Thursday, December 01, 2016

Trump’s A-Team


The Wall Street Journal


President-elect Trump named the respected schools reformer Betsy DeVos from Michigan as Secretary of Education


The president-elect is assembling a who’s who of conservatives for his cabinet.

By Daniel Henninger

The day before Thanksgiving in New York, I bumped into a Trump adviser who actually knows what is going on inside Trump Tower, as opposed to rumors inhabiting the media such as this Tuesday headline: “Trump’s Team Frays Over Romney.” The message I got was different: “It’s going to be fine. It’s going to be just fine.”

In the seven days since Thanksgiving, President-elect Trump has named the respected schools reformer Betsy DeVos from Michigan as Secretary of Education. Rep. Tom Price of Georgia, the chairman of the House Budget Committee and a committed reformer of ObamaCare, is Secretary of Health and Human Services. Elaine Chao, who was George W. Bush’s reformist Labor Secretary for eight years, is the new Secretary of Transportation.

Two businessmen will enter the cabinet. Former Goldman Sachs banker Steven Mnuchin is Treasury Secretary and Wilbur Ross, an investor in distressed industries, will be Commerce Secretary.

Retired Marine Gen. Jim Mattis, one of the most able officers to serve in Iraq and later head of the U.S. Central Command, is within a hair of being Secretary of Defense.

Going deeper into the policy weeds, Mr. Trump selected Indiana Medicaid reformer Seema Verma to run the Centers for Medicare and Medicaid. The main Supreme Court adviser visiting Trump Tower has been Leonard Leo, executive vice president of the Federalist Society.
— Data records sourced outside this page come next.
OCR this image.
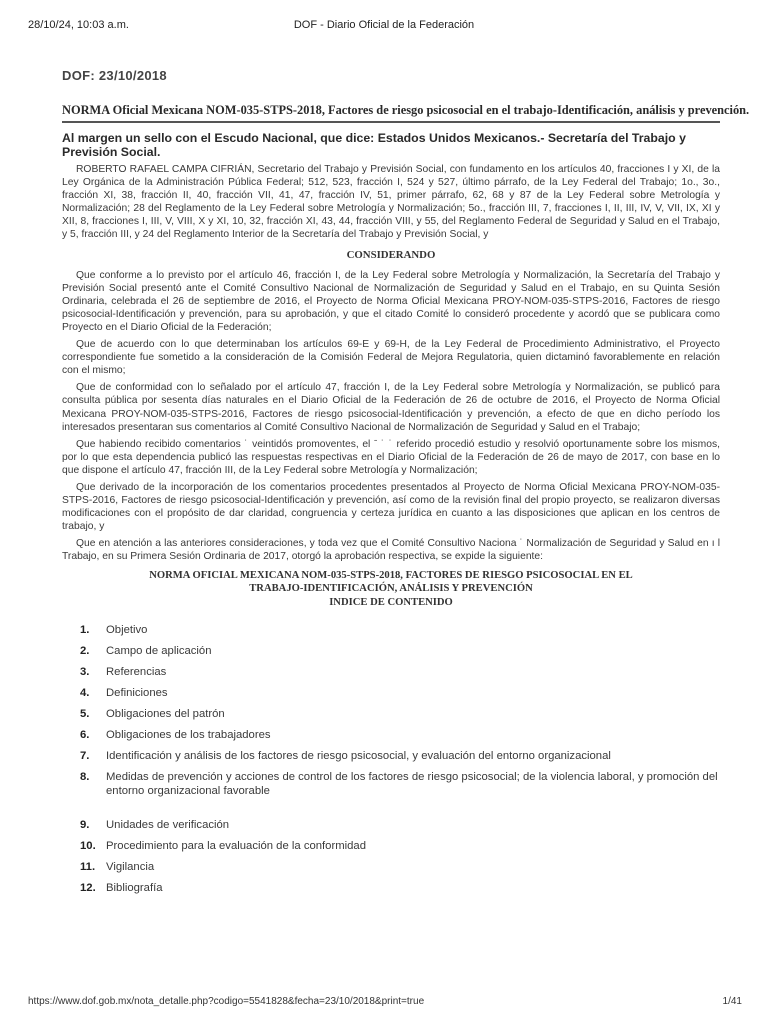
28/10/24, 10:03 a.m.	DOF - Diario Oficial de la Federación
DOF: 23/10/2018
NORMA Oficial Mexicana NOM-035-STPS-2018, Factores de riesgo psicosocial en el trabajo-Identificación, análisis y prevención.
Al margen un sello con el Escudo Nacional, que dice: Estados Unidos Mexicanos.- Secretaría del Trabajo y Previsión Social.

ROBERTO RAFAEL CAMPA CIFRIÁN, Secretario del Trabajo y Previsión Social, con fundamento en los artículos 40, fracciones I y XI, de la Ley Orgánica de la Administración Pública Federal; 512, 523, fracción I, 524 y 527, último párrafo, de la Ley Federal del Trabajo; 1o., 3o., fracción XI, 38, fracción II, 40, fracción VII, 41, 47, fracción IV, 51, primer párrafo, 62, 68 y 87 de la Ley Federal sobre Metrología y Normalización; 28 del Reglamento de la Ley Federal sobre Metrología y Normalización; 5o., fracción III, 7, fracciones I, II, III, IV, V, VII, IX, XI y XII, 8, fracciones I, III, V, VIII, X y XI, 10, 32, fracción XI, 43, 44, fracción VIII, y 55, del Reglamento Federal de Seguridad y Salud en el Trabajo, y 5, fracción III, y 24 del Reglamento Interior de la Secretaría del Trabajo y Previsión Social, y

CONSIDERANDO

Que conforme a lo previsto por el artículo 46, fracción I, de la Ley Federal sobre Metrología y Normalización, la Secretaría del Trabajo y Previsión Social presentó ante el Comité Consultivo Nacional de Normalización de Seguridad y Salud en el Trabajo, en su Quinta Sesión Ordinaria, celebrada el 26 de septiembre de 2016, el Proyecto de Norma Oficial Mexicana PROY-NOM-035-STPS-2016, Factores de riesgo psicosocial-Identificación y prevención, para su aprobación, y que el citado Comité lo consideró procedente y acordó que se publicara como Proyecto en el Diario Oficial de la Federación;

Que de acuerdo con lo que determinaban los artículos 69-E y 69-H, de la Ley Federal de Procedimiento Administrativo, el Proyecto correspondiente fue sometido a la consideración de la Comisión Federal de Mejora Regulatoria, quien dictaminó favorablemente en relación con el mismo;

Que de conformidad con lo señalado por el artículo 47, fracción I, de la Ley Federal sobre Metrología y Normalización, se publicó para consulta pública por sesenta días naturales en el Diario Oficial de la Federación de 26 de octubre de 2016, el Proyecto de Norma Oficial Mexicana PROY-NOM-035-STPS-2016, Factores de riesgo psicosocial-Identificación y prevención, a efecto de que en dicho período los interesados presentaran sus comentarios al Comité Consultivo Nacional de Normalización de Seguridad y Salud en el Trabajo;

Que habiendo recibido comentarios ˙ veintidós promoventes, el ˉ ˙ ˙ referido procedió estudio y resolvió oportunamente sobre los mismos, por lo que esta dependencia publicó las respuestas respectivas en el Diario Oficial de la Federación de 26 de mayo de 2017, con base en lo que dispone el artículo 47, fracción III, de la Ley Federal sobre Metrología y Normalización;

Que derivado de la incorporación de los comentarios procedentes presentados al Proyecto de Norma Oficial Mexicana PROY-NOM-035-STPS-2016, Factores de riesgo psicosocial-Identificación y prevención, así como de la revisión final del propio proyecto, se realizaron diversas modificaciones con el propósito de dar claridad, congruencia y certeza jurídica en cuanto a las disposiciones que aplican en los centros de trabajo, y

Que en atención a las anteriores consideraciones, y toda vez que el Comité Consultivo Naciona ˙ Normalización de Seguridad y Salud en ı l Trabajo, en su Primera Sesión Ordinaria de 2017, otorgó la aprobación respectiva, se expide la siguiente:

NORMA OFICIAL MEXICANA NOM-035-STPS-2018, FACTORES DE RIESGO PSICOSOCIAL EN EL
TRABAJO-IDENTIFICACIÓN, ANÁLISIS Y PREVENCIÓN
INDICE DE CONTENIDO
1. Objetivo
2. Campo de aplicación
3. Referencias
4. Definiciones
5. Obligaciones del patrón
6. Obligaciones de los trabajadores
7. Identificación y análisis de los factores de riesgo psicosocial, y evaluación del entorno organizacional
8. Medidas de prevención y acciones de control de los factores de riesgo psicosocial; de la violencia laboral, y promoción del entorno organizacional favorable
9. Unidades de verificación
10. Procedimiento para la evaluación de la conformidad
11. Vigilancia
12. Bibliografía
https://www.dof.gob.mx/nota_detalle.php?codigo=5541828&fecha=23/10/2018&print=true	1/41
Bob Woodson, one of this generation’s smartest and most productive black conservatives, has been in to discuss with Mr. Trump how to make good on his campaign promise to champion the inner cities.
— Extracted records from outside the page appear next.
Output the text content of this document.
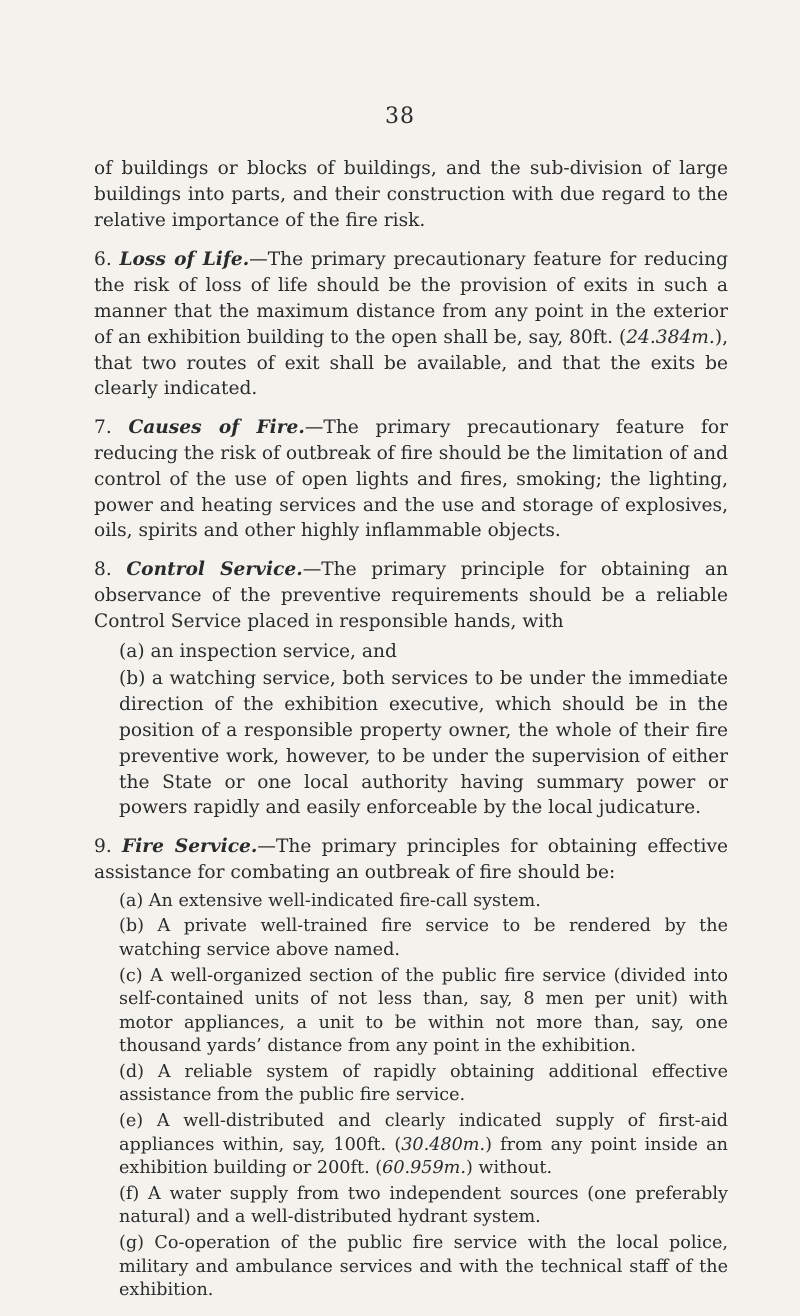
38

of buildings or blocks of buildings, and the sub-division of large buildings into parts, and their construction with due regard to the relative importance of the fire risk.

6. Loss of Life.—The primary precautionary feature for reducing the risk of loss of life should be the provision of exits in such a manner that the maximum distance from any point in the exterior of an exhibition building to the open shall be, say, 80ft. (24.384m.), that two routes of exit shall be available, and that the exits be clearly indicated.

7. Causes of Fire.—The primary precautionary feature for reducing the risk of outbreak of fire should be the limitation of and control of the use of open lights and fires, smoking; the lighting, power and heating services and the use and storage of explosives, oils, spirits and other highly inflammable objects.

8. Control Service.—The primary principle for obtaining an observance of the preventive requirements should be a reliable Control Service placed in responsible hands, with

(a) an inspection service, and
(b) a watching service, both services to be under the immediate direction of the exhibition executive, which should be in the position of a responsible property owner, the whole of their fire preventive work, however, to be under the supervision of either the State or one local authority having summary power or powers rapidly and easily enforceable by the local judicature.

9. Fire Service.—The primary principles for obtaining effective assistance for combating an outbreak of fire should be:

(a) An extensive well-indicated fire-call system.
(b) A private well-trained fire service to be rendered by the watching service above named.
(c) A well-organized section of the public fire service (divided into self-contained units of not less than, say, 8 men per unit) with motor appliances, a unit to be within not more than, say, one thousand yards’ distance from any point in the exhibition.
(d) A reliable system of rapidly obtaining additional effective assistance from the public fire service.
(e) A well-distributed and clearly indicated supply of first-aid appliances within, say, 100ft. (30.480m.) from any point inside an exhibition building or 200ft. (60.959m.) without.
(f) A water supply from two independent sources (one preferably natural) and a well-distributed hydrant system.
(g) Co-operation of the public fire service with the local police, military and ambulance services and with the technical staff of the exhibition.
If instead of these individuals, the visitors to Trump Tower had been the alt-right activists of so many progressive night sweats, it would have been reported across the New York Times’ front page and on CNN round the clock, as if Godzilla and Mothra were trundling up Fifth Avenue.

Instead, the Trump transition has been talking to and appointing some of the most accomplished and serious individuals in Republican and conservative politics. Donald Trump isn’t pulling rabbits out of a hat. Somebody at team Trump has a first-rate Rolodex.
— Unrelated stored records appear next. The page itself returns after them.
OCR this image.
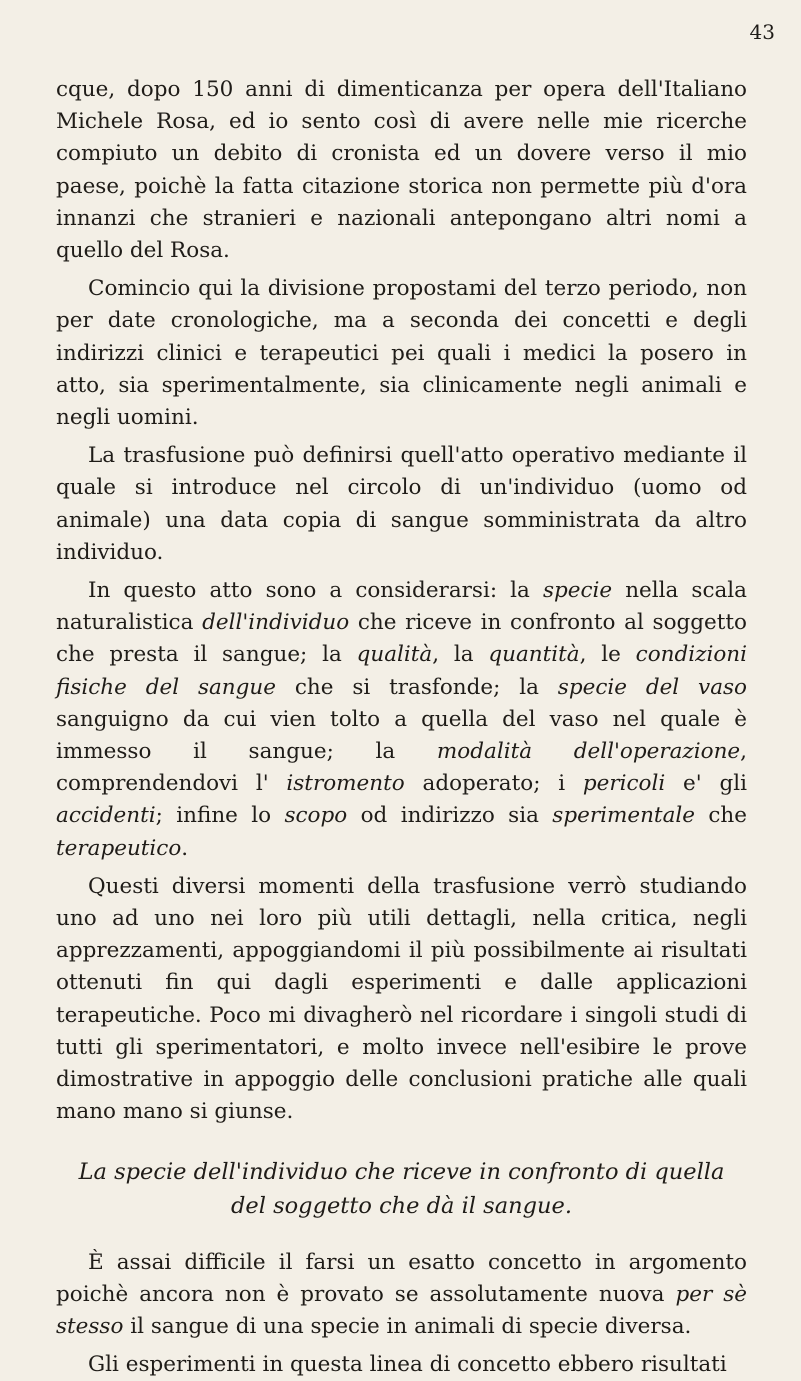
43

cque, dopo 150 anni di dimenticanza per opera dell'Italiano Michele Rosa, ed io sento così di avere nelle mie ricerche compiuto un debito di cronista ed un dovere verso il mio paese, poichè la fatta citazione storica non permette più d'ora innanzi che stranieri e nazionali antepongano altri nomi a quello del Rosa.

Comincio qui la divisione propostami del terzo periodo, non per date cronologiche, ma a seconda dei concetti e degli indirizzi clinici e terapeutici pei quali i medici la posero in atto, sia sperimentalmente, sia clinicamente negli animali e negli uomini.

La trasfusione può definirsi quell'atto operativo mediante il quale si introduce nel circolo di un'individuo (uomo od animale) una data copia di sangue somministrata da altro individuo.

In questo atto sono a considerarsi: la specie nella scala naturalistica dell'individuo che riceve in confronto al soggetto che presta il sangue; la qualità, la quantità, le condizioni fisiche del sangue che si trasfonde; la specie del vaso sanguigno da cui vien tolto a quella del vaso nel quale è immesso il sangue; la modalità dell'operazione, comprendendovi l' istromento adoperato; i pericoli e' gli accidenti; infine lo scopo od indirizzo sia sperimentale che terapeutico.

Questi diversi momenti della trasfusione verrò studiando uno ad uno nei loro più utili dettagli, nella critica, negli apprezzamenti, appoggiandomi il più possibilmente ai risultati ottenuti fin qui dagli esperimenti e dalle applicazioni terapeutiche. Poco mi divagherò nel ricordare i singoli studi di tutti gli sperimentatori, e molto invece nell'esibire le prove dimostrative in appoggio delle conclusioni pratiche alle quali mano mano si giunse.

La specie dell'individuo che riceve in confronto di quella del soggetto che dà il sangue.

È assai difficile il farsi un esatto concetto in argomento poichè ancora non è provato se assolutamente nuova per sè stesso il sangue di una specie in animali di specie diversa.

Gli esperimenti in questa linea di concetto ebbero risultati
By now, it should be obvious that the Trump operation exists in two parts. One half is the operation’s face, Donald Trump. The other half is the operation behind the face. Mr. Trump’s persona has often made it difficult to take the entire Trump phenomenon seriously. That, we learned, is a mistake.

Months ago, Mr. Trump’s small team got hold of what is essentially a transition textbook—“Presidential Transition Guide” published earlier this year by the Partnership for Public Service. Its contributors worked on pre-election transitions for John McCain,Mitt Romney and Barack Obama. The Trump preparatory group began to come together in Washington last spring.

In fact, both the Trump and Clinton transition teams were in the same building at 1717 Pennsylvania Avenue, a few blocks from the White House. Hillary’s people were on the 17th floor and the Trump planners were on the eighth. They rode the elevators together—and understood that one of them would fold up shop. Life is full of surprises.

This Trump transition operation is filled with specialists and veterans extending back to Ronald Reagan’s transition, such as Ed Meese. While New York conducts auditions for the cabinet’s speaking parts, the Washington policy shop is now recruiting the under-, deputy- and assistant secretaryships.

I’m told calls are arriving from solid people in the private sector who want to work on the Trump project, without pay, and then get out. That is the private-to-public expertise model created by Gov. Mitch Daniels in Indiana and followed by Govs. John Kasich in Ohio and Bill Haslam in Tennessee.

Presumably this is the intention in naming Messrs. Mnuchin and Ross. I would have preferred seeing House Financial Services Committee Chairman Jeb Hensarling get Treasury, on the assumption that his ability to get tax reform and the overhaul of Dodd-Frank through Congress would have all but guaranteed a revived economy and a successful first Trump term. Mr. Mnuchin will benefit from having Chairman Hensarling as a lodestar in the House.

If Mr. Trump’s foreign-policy goal is to “kill ISIS,” it would be hard to design a more effective partnership than Jim Mattis at Defense and David Petraeus at State. They know what to do and how to do it, but that’s not the most important thing.

As former commanders in Iraq, Gens. Mattis and Petraeus have seen enough sacrifice from American troops in the Middle East for two lifetimes. These are men who will not argue for committing ground troops unless the U.S. is going to win and then secure the durability of its dear investment there.

As for Kellyanne Conway’s supposed anti-Romney rampage Sunday morning, I’m more inclined to see it as Thomas Cromwell going on television to explain the requirements of loyalty to Henry VIII’s associates.